Thank you for sharing your experience. It’s horrible what these scammers do to people, it’s harassment and they deserve jail time for the time and money they steal, and for the duress they cause all for the sake of some money.

I wish I could give you a clear cut method of blocking them from calling you. I believe I was removed from their list when I called them out on the phone and told them I knew they were scammers. I don’t think they want to waste their time with people who know their game. So you may just tell them that you know the scam and to pick on someone else. I also have a feeling that the more rude you are, the more likely they are to delete your name from the list, but I cannot in good conscience recommend treating them like the sewer scum that they are. Also, your mileage may vary. Try just letting them know their game first.

I got into a rather heated exchange with one scammer who I fooled into thinking I was ignorant to their ways. He walked me through many steps and I played stupid the whole time. He had to put me to their tier 2 and I gave him the runaround. Finally they told me to go to a website where they could take control of my PC and they gave me a code to enter. I clicked the link that said something like “report a scammer”, and told him that I did so. Then things got crazy. He insisted to me that he had hacked my computer and was downloading files. He wanted me to know that he had downloaded my pictures and was perusing them in a very creepy manner. I knew he was bluffing, since I never gave him access to my computer.
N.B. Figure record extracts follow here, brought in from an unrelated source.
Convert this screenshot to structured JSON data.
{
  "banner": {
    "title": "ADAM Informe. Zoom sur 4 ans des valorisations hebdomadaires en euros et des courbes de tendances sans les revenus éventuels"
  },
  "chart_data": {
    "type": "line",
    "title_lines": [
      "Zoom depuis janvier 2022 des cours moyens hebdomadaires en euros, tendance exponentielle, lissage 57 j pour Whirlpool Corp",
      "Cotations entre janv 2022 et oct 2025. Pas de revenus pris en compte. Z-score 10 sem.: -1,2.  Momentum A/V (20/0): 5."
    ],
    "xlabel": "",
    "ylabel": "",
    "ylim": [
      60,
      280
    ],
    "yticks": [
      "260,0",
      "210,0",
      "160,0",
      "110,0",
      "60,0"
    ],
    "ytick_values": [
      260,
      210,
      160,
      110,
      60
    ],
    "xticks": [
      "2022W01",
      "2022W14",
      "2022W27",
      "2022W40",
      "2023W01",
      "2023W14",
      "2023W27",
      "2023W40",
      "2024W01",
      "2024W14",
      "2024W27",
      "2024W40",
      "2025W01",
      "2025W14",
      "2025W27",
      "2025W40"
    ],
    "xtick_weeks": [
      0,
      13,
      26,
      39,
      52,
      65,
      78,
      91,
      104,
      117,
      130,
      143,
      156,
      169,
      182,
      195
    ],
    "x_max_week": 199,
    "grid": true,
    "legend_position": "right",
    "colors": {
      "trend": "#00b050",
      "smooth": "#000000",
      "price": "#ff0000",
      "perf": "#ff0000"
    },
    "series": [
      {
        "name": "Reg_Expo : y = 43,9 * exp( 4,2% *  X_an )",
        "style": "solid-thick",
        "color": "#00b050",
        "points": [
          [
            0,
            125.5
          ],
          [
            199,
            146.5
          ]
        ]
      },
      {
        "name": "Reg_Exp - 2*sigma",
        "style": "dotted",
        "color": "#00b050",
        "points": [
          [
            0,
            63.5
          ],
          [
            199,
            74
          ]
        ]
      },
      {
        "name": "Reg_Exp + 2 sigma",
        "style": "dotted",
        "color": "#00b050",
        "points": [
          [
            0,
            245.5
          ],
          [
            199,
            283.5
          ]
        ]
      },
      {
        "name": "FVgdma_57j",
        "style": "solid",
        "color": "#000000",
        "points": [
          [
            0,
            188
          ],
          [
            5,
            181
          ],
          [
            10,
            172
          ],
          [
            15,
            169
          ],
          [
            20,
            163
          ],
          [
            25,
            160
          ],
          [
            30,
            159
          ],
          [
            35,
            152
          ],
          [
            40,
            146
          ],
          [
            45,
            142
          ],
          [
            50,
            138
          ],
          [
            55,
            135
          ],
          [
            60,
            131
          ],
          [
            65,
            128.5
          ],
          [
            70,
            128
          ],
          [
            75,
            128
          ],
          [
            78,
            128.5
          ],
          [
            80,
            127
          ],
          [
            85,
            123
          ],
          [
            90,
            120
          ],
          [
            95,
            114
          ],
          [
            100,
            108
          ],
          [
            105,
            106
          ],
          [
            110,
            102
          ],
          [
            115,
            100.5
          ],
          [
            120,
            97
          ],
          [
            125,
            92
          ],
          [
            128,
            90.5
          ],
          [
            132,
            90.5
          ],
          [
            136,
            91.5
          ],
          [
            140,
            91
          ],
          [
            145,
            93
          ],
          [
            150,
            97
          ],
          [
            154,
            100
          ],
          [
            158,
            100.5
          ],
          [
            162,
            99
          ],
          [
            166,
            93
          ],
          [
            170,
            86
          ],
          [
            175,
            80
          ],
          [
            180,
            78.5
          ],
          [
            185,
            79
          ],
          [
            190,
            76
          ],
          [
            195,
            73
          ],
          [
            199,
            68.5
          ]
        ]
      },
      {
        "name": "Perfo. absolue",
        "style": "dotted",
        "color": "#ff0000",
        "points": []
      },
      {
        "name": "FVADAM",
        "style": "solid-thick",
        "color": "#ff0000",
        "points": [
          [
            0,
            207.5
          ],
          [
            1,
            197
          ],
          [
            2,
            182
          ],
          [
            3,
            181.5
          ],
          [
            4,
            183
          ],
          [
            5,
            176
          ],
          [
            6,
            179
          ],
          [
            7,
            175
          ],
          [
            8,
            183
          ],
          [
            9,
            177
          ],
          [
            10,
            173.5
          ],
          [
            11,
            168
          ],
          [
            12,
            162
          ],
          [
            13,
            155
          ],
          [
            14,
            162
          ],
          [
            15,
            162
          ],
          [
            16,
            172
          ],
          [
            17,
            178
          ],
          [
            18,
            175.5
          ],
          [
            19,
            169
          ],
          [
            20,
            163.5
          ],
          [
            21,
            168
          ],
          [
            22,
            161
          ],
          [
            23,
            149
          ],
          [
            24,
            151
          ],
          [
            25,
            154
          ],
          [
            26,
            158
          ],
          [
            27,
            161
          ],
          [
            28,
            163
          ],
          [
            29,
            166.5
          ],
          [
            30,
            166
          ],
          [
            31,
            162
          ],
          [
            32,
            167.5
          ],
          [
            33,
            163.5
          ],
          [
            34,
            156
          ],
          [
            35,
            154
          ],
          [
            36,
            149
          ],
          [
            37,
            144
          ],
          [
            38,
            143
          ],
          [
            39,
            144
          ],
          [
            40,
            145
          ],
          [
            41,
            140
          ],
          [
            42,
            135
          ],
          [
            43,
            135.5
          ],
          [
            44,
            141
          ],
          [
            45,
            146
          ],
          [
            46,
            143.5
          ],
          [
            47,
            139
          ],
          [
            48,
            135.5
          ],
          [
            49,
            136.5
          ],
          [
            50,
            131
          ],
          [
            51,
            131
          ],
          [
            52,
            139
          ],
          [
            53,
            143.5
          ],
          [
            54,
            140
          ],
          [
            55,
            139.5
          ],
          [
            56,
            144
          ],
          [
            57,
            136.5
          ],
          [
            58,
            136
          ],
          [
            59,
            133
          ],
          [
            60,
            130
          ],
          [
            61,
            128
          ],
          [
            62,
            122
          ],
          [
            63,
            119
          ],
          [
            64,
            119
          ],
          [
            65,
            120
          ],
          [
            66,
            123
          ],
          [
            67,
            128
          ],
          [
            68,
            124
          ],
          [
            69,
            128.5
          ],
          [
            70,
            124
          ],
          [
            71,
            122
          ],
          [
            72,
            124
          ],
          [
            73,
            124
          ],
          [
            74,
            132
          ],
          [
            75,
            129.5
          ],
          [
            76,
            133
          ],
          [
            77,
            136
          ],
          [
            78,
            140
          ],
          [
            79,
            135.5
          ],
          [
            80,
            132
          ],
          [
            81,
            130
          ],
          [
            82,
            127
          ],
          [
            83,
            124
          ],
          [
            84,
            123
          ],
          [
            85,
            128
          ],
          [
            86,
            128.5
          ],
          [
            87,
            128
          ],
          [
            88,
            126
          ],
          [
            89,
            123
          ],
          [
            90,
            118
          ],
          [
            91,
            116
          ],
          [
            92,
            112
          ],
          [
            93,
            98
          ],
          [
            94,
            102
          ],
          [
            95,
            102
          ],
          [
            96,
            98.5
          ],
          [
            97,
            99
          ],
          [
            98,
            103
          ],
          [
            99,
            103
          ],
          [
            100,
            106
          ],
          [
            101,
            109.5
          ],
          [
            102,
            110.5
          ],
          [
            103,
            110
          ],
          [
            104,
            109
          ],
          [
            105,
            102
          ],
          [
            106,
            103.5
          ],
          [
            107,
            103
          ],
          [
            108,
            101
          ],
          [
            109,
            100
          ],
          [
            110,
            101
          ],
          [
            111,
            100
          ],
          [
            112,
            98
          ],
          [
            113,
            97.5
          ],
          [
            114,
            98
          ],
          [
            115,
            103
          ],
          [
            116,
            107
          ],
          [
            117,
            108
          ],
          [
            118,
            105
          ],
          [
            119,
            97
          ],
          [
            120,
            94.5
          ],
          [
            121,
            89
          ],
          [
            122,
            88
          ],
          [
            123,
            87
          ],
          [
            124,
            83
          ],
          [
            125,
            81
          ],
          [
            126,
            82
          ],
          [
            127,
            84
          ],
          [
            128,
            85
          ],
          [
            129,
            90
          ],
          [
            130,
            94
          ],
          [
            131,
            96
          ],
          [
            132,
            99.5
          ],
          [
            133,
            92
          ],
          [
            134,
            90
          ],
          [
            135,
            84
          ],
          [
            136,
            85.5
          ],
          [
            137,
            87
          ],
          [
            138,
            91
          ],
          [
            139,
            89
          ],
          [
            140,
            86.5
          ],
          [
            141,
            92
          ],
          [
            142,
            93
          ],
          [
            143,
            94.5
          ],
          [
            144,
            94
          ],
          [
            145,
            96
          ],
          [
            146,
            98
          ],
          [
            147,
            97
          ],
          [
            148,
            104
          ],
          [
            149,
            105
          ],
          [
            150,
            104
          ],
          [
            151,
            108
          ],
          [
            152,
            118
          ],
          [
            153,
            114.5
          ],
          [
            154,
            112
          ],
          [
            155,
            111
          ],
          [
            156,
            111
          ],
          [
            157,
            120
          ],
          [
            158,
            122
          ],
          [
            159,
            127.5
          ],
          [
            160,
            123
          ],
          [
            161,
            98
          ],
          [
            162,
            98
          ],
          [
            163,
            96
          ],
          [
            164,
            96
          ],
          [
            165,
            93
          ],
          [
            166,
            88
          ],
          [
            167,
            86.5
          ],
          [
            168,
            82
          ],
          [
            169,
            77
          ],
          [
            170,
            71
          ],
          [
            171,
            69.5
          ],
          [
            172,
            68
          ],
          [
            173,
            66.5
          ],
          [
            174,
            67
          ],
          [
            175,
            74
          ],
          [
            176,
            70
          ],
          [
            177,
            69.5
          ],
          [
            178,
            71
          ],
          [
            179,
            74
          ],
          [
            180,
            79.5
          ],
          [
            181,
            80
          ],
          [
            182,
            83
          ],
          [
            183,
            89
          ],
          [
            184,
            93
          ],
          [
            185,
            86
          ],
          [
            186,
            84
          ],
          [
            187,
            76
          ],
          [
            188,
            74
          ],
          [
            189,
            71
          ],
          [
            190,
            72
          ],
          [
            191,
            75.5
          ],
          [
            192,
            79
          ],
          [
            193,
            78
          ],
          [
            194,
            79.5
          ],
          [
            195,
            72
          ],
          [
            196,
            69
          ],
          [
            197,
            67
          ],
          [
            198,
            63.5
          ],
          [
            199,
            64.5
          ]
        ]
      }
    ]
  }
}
He was acting like a pervert over these supposed pictures he was downloading from my PC, asking if it was my girlfriend or my sister. I turned it around on him and told him that I had hacked him and was downloading files from his computer. I asked him who the boys were in the photos, and he told me it was my grandfather. This exchange caused a co-worker and I to erupt so violently into laughter, I thought I heard the scammer on the other end of the phone hang up, but it was actually the remnant of his ego shriveling up and snapping in two. He made some sounds letting me know he was still there and I told him thanks for the laugh and hung up.

It was probably the cruelest I have ever been to another person. I feel sort of bad for tricking him into thinking that I was an ignorant computer user and then pulling the rug out from under him at the last minute, but then I don’t feel bad. They dehumanize every person that they scam.